I was positive he liked the food so I wasn't worried. He's never been fat and matter of fact, he's rather light at 90 lbs.


----------



## anitram (Feb 28, 2014)

Our boy would be a grazer if we let him.

The vet suggested adding a tbsp or so of quality wet food - we use Wellness CORE or Blue Wilderness and he LOVES it. Gobbles up his kibble at a nice rate, and I always dump any little bits that are left after about 20 mins or so.


----------



## N Smith (Aug 25, 2011)

A few ideas:

How much are you feeding "in one go", maybe its too much? Maybe he is eating what he needs and leaves the rest? I would try measuring out a set amount (I always gauge feeding by body condition not "what the bag says", but sometimes what the bag says is a good starting point, then just adjust from there) and putting it down, let him eat his fill. Whatever is left over, you cut from his next meal. He is telling you he doesn't need that much. I would offer that same amount 2 times a day, about 12 hours apart. If you notice that as he grows he licks his bowl clean and looks for more, I would add another 1/4 cup at a time until you meet his need, then just maintain that until his needs change again (ie growth, exercise etc)

Try some HEALTHY add ins - Pumpkin, plain yogurt, organ puree (If you feed kibble, you can boil heart, kidney, liver then put it through the food processor), coconut oil, salmon oil, broth (no salt) - you wouldn't do these all at once of course, but you could start with one thing, add about a tsp, and build to a couple tablespoons over a few days. Do that with each, then start a rotation. It should take about a month to introduce several toppers.

Make eating fun - try a kong! I use any of the toppers, mixed with kibble, stuffed into a kong then freeze overnight/all day.

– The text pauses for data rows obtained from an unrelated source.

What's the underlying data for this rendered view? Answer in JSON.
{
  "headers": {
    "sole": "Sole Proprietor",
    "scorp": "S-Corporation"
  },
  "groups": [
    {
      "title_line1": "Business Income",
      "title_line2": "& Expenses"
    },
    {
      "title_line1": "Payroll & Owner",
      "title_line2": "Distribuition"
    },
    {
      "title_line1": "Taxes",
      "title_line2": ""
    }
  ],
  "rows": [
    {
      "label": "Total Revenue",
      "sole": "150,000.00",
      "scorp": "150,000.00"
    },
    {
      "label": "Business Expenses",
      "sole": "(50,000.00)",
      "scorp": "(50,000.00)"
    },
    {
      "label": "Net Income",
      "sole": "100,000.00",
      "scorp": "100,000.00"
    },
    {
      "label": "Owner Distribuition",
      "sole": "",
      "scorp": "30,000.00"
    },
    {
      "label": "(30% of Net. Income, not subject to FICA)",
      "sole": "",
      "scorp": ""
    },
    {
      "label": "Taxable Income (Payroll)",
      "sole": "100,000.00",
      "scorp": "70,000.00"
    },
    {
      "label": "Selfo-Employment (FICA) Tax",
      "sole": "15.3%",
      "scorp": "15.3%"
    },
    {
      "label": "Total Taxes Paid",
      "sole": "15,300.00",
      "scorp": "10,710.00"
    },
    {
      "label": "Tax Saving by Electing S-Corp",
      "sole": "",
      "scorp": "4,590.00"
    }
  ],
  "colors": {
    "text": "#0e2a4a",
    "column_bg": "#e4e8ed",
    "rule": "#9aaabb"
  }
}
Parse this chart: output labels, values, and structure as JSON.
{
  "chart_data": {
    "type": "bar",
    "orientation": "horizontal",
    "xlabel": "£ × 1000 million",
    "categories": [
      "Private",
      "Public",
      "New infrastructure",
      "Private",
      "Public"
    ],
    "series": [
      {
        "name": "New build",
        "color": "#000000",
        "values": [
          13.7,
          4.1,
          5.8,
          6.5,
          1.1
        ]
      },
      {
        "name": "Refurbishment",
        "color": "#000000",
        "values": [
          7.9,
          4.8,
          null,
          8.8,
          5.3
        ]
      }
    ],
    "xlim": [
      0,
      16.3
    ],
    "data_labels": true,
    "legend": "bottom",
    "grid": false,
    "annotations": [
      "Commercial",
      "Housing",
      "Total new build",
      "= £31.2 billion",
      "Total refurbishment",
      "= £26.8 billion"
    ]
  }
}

Then feed to your pup frozen, it will provide at least an hour of fun (sometimes more!)

Or, if you have a fenced grassy area (yard), you can take the whole bowl of kibble and throw it across the lawn. Watch as your baby puppy "tracks" his dinner through the grass!


----------



## Lark (Jan 27, 2014)

I guess in a sense I free feed, since I measure out his food and leave it. I feed twice a day, but if he doesn't eat right away I just keep it down. Sometimes he will eat it later in the day, occasionally I end up throwing the morning food out when it is dinner time. I do mix food in with the kibble to get him to eat sooner. Sometimes even just a little bit of a can of dog food (a few tablespoons). Just enough to cover the dry works. But I don't free feed in the way that he can just eat however much he wants. It is measured out with a measuring cup.


----------



## sourdough44 (Oct 26, 2013)

I think the big thing is the quality of the food and the weight, growth rate of the puppy. Our breeder recommended having food available at all times, we only have the one dog & it's working just fine. Her weight is good and she eats when she wants, unless crated. She is loose in the house most of the day.

I mix about 35% puppy food into her adult Science Diet dry food. I don't put anything special on the food. More is not always better with food intake or weight.


----------